One of the reasons I enjoy reading my friendly blog competitor Jay Adler is that he is very smart and can construct very good arguments. Today he took a good look at the ongoing Peter Beinart-Jeffrey Goldberg exchanges and he nailed it:
Now, I share Beinart’s displeasure with the West Bank settlements, always have, but they exist in a formidable complex of history and policy. It is a judgment to focus on the settlements above all else, and a bad judgment. I wrote to Goldberg suggesting a question to Beinart for part III of the discussion. Apparently, Goldberg is not yet letting me choose his interview questions for him, but I’m working on him. I suggested he ask Beinart why Beinart had not, instead of the above, written the following reformulation of it, which would, of course, have changed his entire article.
But over the long run, the best way to undermine Netanyahu and Lieberman and people like them is to give hope to those Israelis and Jews who do want a two-state solution. In Barak, and even Olmert, we had such leaders. Surely in those circumstances continued anti-Semitic education in Palestinian schools, Muslim calls for the destruction of Israel and rejection of every Israeli peace offer, which simply convinces Israelis that they will never have a genuine partner in peace, is deeply self-destructive. I want the major American Palestinian groups to say so, loudly. Instead, they deny the Palestinians are in any way responsible.
Jay has gotten to the heart of the mystery.

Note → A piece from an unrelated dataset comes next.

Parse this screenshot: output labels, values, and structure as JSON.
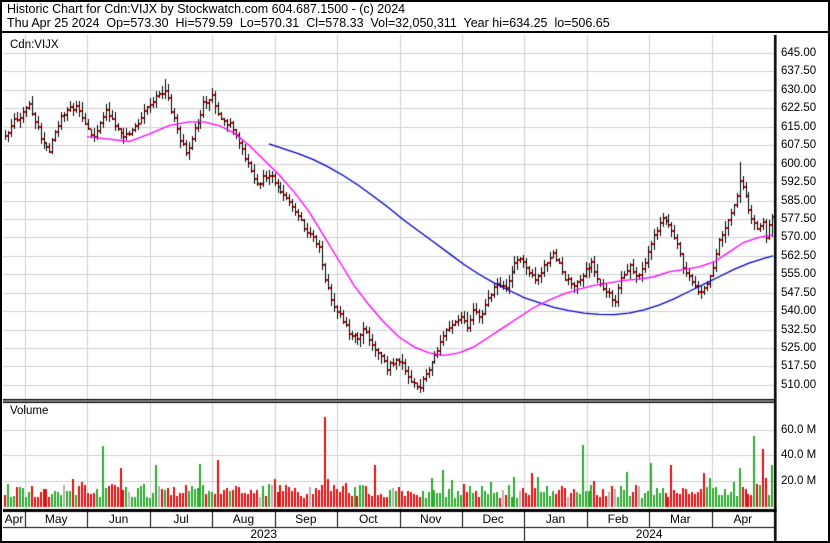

People who genuinely support the Palestinians' (imagined) desire for a state should be doing everything in their power to convince the Palestinians that the path to a state lies more with Gandhi than with Yasser, yet typically such supporters instead either ignore or excuse Palestinian blood lust. The underlying dynamics of their support are the subject of a great deal of learned pontificating but I will leave it for now that their support of Palestinian statehood is marred by their refusal to acknowledge that a state is not the primary intent of the Palestinians and this inconvenient truth is so destructive to their liberalism and attendant self-regard that it must be ignored as a way to preserve intact their mental structure.
Sadly, Jeffrey Goldberg did not use Jay's question.